Carlito Azevedo 13 / 02 / 2006

Para que vocês entendam melhor a aula de hoje, começarei com um poema em prosa
bem curto de Max Jacob:

A MENDIGA DE NÁPOLES

Quando eu morava em Nápoles, havia à porta da minha mansão, uma mendiga a quem eu
atirava alguns níqueis, antes de subir no meu carro. Um dia, surpreso por nunca ter
recebido um único "obrigado", encarei a mendiga. Ora, como a encarasse, descobri que o
que eu tomara por uma mendiga era, na realidade, um caixote de madeira pintada de
verde que continha terra vermelha e umas bananas podres.

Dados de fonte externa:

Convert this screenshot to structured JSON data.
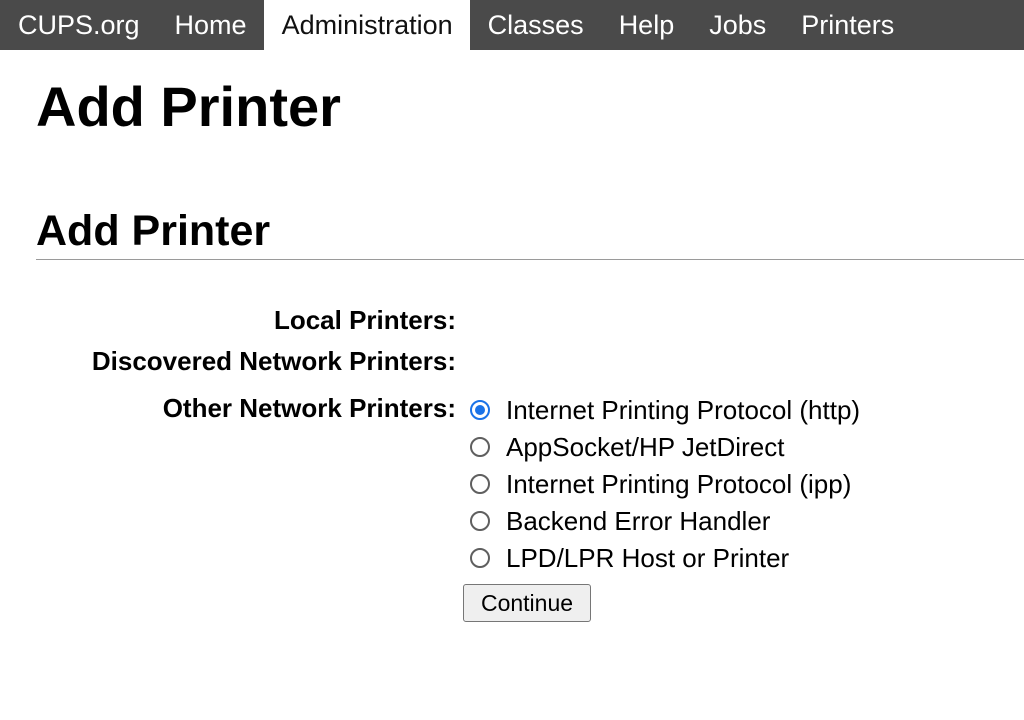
{
  "nav": {
    "items": [
      {
        "label": "CUPS.org",
        "active": false
      },
      {
        "label": "Home",
        "active": false
      },
      {
        "label": "Administration",
        "active": true
      },
      {
        "label": "Classes",
        "active": false
      },
      {
        "label": "Help",
        "active": false
      },
      {
        "label": "Jobs",
        "active": false
      },
      {
        "label": "Printers",
        "active": false
      }
    ]
  },
  "page": {
    "title": "Add Printer",
    "section_title": "Add Printer"
  },
  "form": {
    "local_label": "Local Printers:",
    "discovered_label": "Discovered Network Printers:",
    "other_label": "Other Network Printers:",
    "options": [
      {
        "label": "Internet Printing Protocol (http)",
        "checked": true
      },
      {
        "label": "AppSocket/HP JetDirect",
        "checked": false
      },
      {
        "label": "Internet Printing Protocol (ipp)",
        "checked": false
      },
      {
        "label": "Backend Error Handler",
        "checked": false
      },
      {
        "label": "LPD/LPR Host or Printer",
        "checked": false
      }
    ],
    "continue_label": "Continue"
  },
  "colors": {
    "nav_background": "#4a4a4a",
    "radio_accent": "#1a73e8"
  }
}
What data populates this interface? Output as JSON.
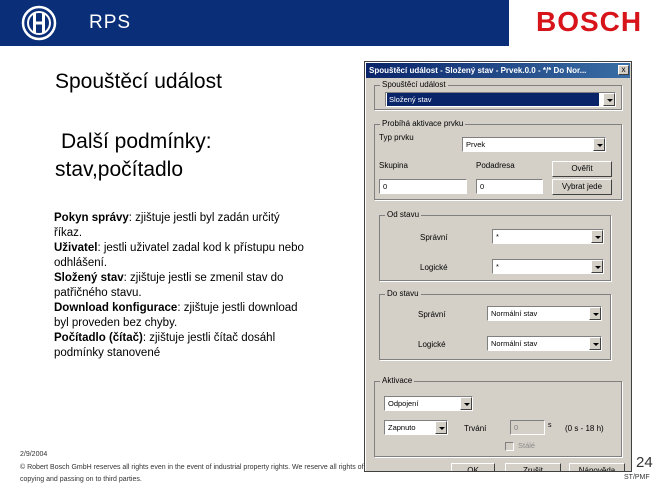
{
  "header": {
    "title": "RPS",
    "brand": "BOSCH"
  },
  "slide": {
    "heading": "Spouštěcí událost",
    "subheading_line1": "Další podmínky:",
    "subheading_line2": "stav,počítadlo",
    "notes": [
      {
        "term": "Pokyn správy",
        "text": ": zjištuje jestli byl zadán určitý říkaz."
      },
      {
        "term": "Uživatel",
        "text": ": jestli uživatel zadal kod k přístupu nebo odhlášení."
      },
      {
        "term": "Složený stav",
        "text": ": zjištuje jestli se zmenil stav do patřičného stavu."
      },
      {
        "term": "Download konfigurace",
        "text": ": zjištuje jestli download byl proveden bez chyby."
      },
      {
        "term": "Počítadlo (čítač)",
        "text": ": zjištuje jestli čítač dosáhl podmínky stanovené"
      }
    ]
  },
  "footer": {
    "date": "2/9/2004",
    "copyright_line1": "© Robert Bosch GmbH reserves all rights even in the event of industrial property rights. We reserve all rights of disposal such as",
    "copyright_line2": "copying and passing on to third parties.",
    "page": "24",
    "dept": "ST/PMF"
  },
  "dialog": {
    "title": "Spouštěcí událost - Složený stav - Prvek.0.0 - */* Do Nor...",
    "close": "x",
    "trigger_group": {
      "label": "Spouštěcí událost",
      "value": "Složený stav"
    },
    "activation_group": {
      "label": "Probíhá aktivace prvku",
      "type_label": "Typ prvku",
      "type_value": "Prvek",
      "group_label": "Skupina",
      "group_value": "0",
      "subaddress_label": "Podadresa",
      "subaddress_value": "0",
      "verify_button": "Ověřit",
      "select_button": "Vybrat jede"
    },
    "from_state": {
      "label": "Od stavu",
      "admin_label": "Správní",
      "admin_value": "*",
      "logic_label": "Logické",
      "logic_value": "*"
    },
    "to_state": {
      "label": "Do stavu",
      "admin_label": "Správní",
      "admin_value": "Normální stav",
      "logic_label": "Logické",
      "logic_value": "Normální stav"
    },
    "activation": {
      "label": "Aktivace",
      "release_value": "Odpojení",
      "switch_value": "Zapnuto",
      "duration_label": "Trvání",
      "duration_value": "0",
      "unit": "s",
      "range": "(0 s - 18 h)",
      "permanent_label": "Stálé"
    },
    "buttons": {
      "ok": "OK",
      "cancel": "Zrušit",
      "help": "Nápověda"
    }
  },
  "colors": {
    "header_bg": "#0a2f78",
    "brand_red": "#d7141a",
    "dialog_bg": "#d4d0c8",
    "selection": "#0a246a"
  }
}
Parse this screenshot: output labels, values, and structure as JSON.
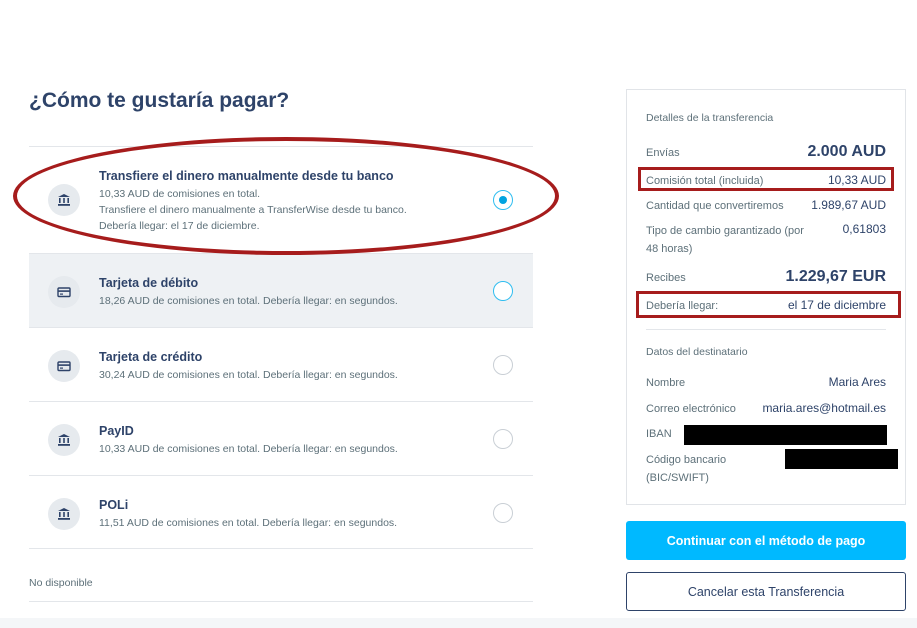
{
  "page": {
    "title": "¿Cómo te gustaría pagar?"
  },
  "options": [
    {
      "title": "Transfiere el dinero manualmente desde tu banco",
      "desc": [
        "10,33 AUD de comisiones en total.",
        "Transfiere el dinero manualmente a TransferWise desde tu banco.",
        "Debería llegar: el 17 de diciembre."
      ],
      "icon": "bank-icon",
      "selected": true
    },
    {
      "title": "Tarjeta de débito",
      "desc": [
        "18,26 AUD de comisiones en total. Debería llegar: en segundos."
      ],
      "icon": "card-icon",
      "selected": false
    },
    {
      "title": "Tarjeta de crédito",
      "desc": [
        "30,24 AUD de comisiones en total. Debería llegar: en segundos."
      ],
      "icon": "card-icon",
      "selected": false
    },
    {
      "title": "PayID",
      "desc": [
        "10,33 AUD de comisiones en total. Debería llegar: en segundos."
      ],
      "icon": "bank-icon",
      "selected": false
    },
    {
      "title": "POLi",
      "desc": [
        "11,51 AUD de comisiones en total. Debería llegar: en segundos."
      ],
      "icon": "bank-icon",
      "selected": false
    }
  ],
  "unavailable_label": "No disponible",
  "details": {
    "section_title": "Detalles de la transferencia",
    "send_label": "Envías",
    "send_value": "2.000 AUD",
    "fee_label": "Comisión total (incluida)",
    "fee_value": "10,33 AUD",
    "convert_label": "Cantidad que convertiremos",
    "convert_value": "1.989,67 AUD",
    "rate_label": "Tipo de cambio garantizado (por 48 horas)",
    "rate_value": "0,61803",
    "receive_label": "Recibes",
    "receive_value": "1.229,67 EUR",
    "arrival_label": "Debería llegar:",
    "arrival_value": "el 17 de diciembre"
  },
  "recipient": {
    "section_title": "Datos del destinatario",
    "name_label": "Nombre",
    "name_value": "Maria Ares",
    "email_label": "Correo electrónico",
    "email_value": "maria.ares@hotmail.es",
    "iban_label": "IBAN",
    "bic_label": "Código bancario (BIC/SWIFT)"
  },
  "buttons": {
    "continue": "Continuar con el método de pago",
    "cancel": "Cancelar esta Transferencia"
  },
  "colors": {
    "brand_blue": "#00b9ff",
    "navy": "#2e4369",
    "annotation_red": "#a61c1c"
  }
}
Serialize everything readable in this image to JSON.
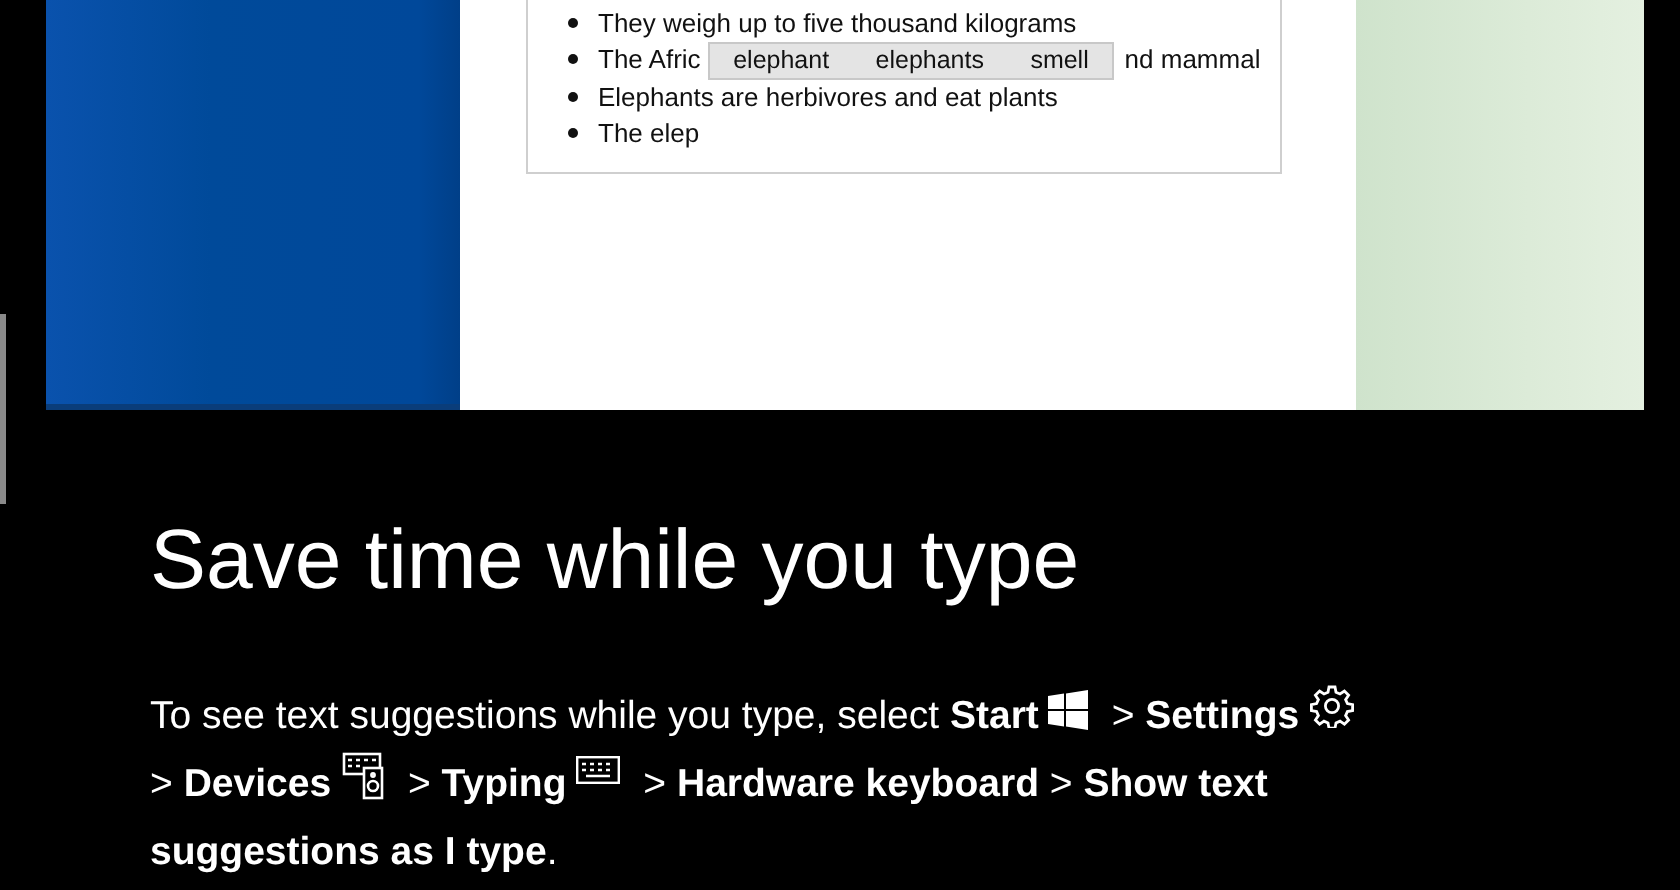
{
  "document": {
    "bullets": [
      {
        "text": "They weigh up to five thousand kilograms"
      },
      {
        "text": "The Afric",
        "text_after": "nd mammal"
      },
      {
        "text": "Elephants are herbivores and eat plants"
      },
      {
        "text": "The elep"
      }
    ],
    "suggestions": [
      {
        "label": "elephant"
      },
      {
        "label": "elephants"
      },
      {
        "label": "smell"
      }
    ]
  },
  "title": "Save time while you type",
  "instructions": [
    [
      {
        "text": "To see text suggestions while you type, select **Start**",
        "kind": "windows"
      },
      {
        "text": " > **Settings**",
        "kind": "gear"
      }
    ],
    [
      {
        "text": "> **Devices**",
        "kind": "devices"
      },
      {
        "text": " > **Typing**",
        "kind": "keyboard"
      },
      {
        "text": " > **Hardware keyboard** > **Show text**"
      }
    ],
    [
      {
        "text": "**suggestions as I type**."
      }
    ]
  ]
}
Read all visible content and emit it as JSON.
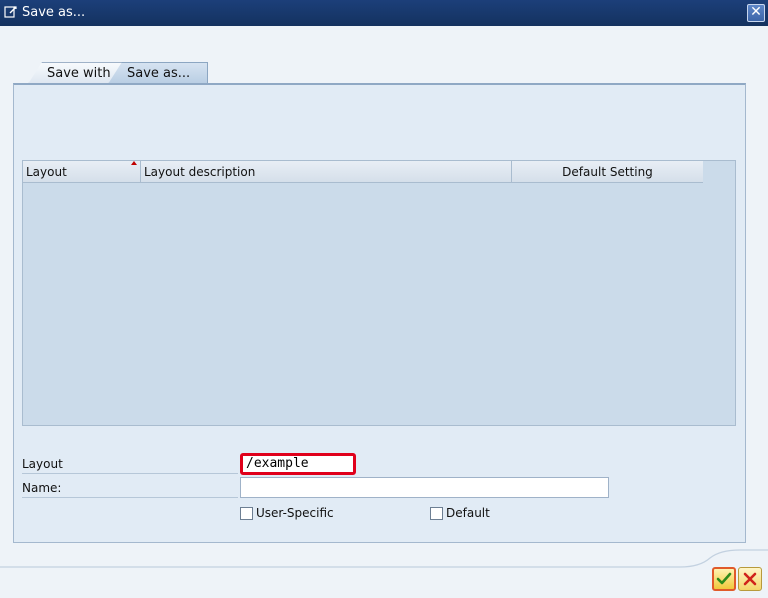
{
  "window": {
    "title": "Save as...",
    "close_icon": "close-icon"
  },
  "tabs": [
    {
      "label": "Save with",
      "active": false
    },
    {
      "label": "Save as...",
      "active": true
    }
  ],
  "table": {
    "columns": [
      "Layout",
      "Layout description",
      "Default Setting"
    ],
    "rows": []
  },
  "form": {
    "layout_label": "Layout",
    "layout_value": "/example",
    "name_label": "Name:",
    "name_value": "",
    "user_specific_label": "User-Specific",
    "user_specific_checked": false,
    "default_label": "Default",
    "default_checked": false
  },
  "buttons": {
    "ok_icon": "check-icon",
    "cancel_icon": "cancel-x-icon"
  },
  "colors": {
    "title_bar": "#1c3f7a",
    "highlight": "#e0001b",
    "panel": "#e1ebf5",
    "table": "#cbdbea"
  }
}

De onde vem a poesia desse poema?

Bem, será que ajudaria a encontrar a resposta saber que Max Jacob foi amigo e
companheiro de luta dos pintores cubistas, como Picasso e Braque, em Paris, no início do
século XX?
Talvez adiante alguma coisa, talvez não.

Mas a grande "desautomatização" do olhar proposta e realizada pelo cubismo está muito
presente nesse poema que também, à sua maneira, faz a crítica do olhar burguês, do
olhar que olha o mundo e não o vê, não é?

A escolha do "tom do poema", do formato "poema em prosa" foram fundamentais para que
ele tivesse a contundência que tem.

Mas quantas formas, formatos, linguagens, materiais Max Jacob teve que dispensar para
chegar a essa depuração da linguagem?

Hoje falaremos disso um pouco.

Escrever poesia é fazer escolhas. Eleger alguns materiais e técnicas e dispensar outras.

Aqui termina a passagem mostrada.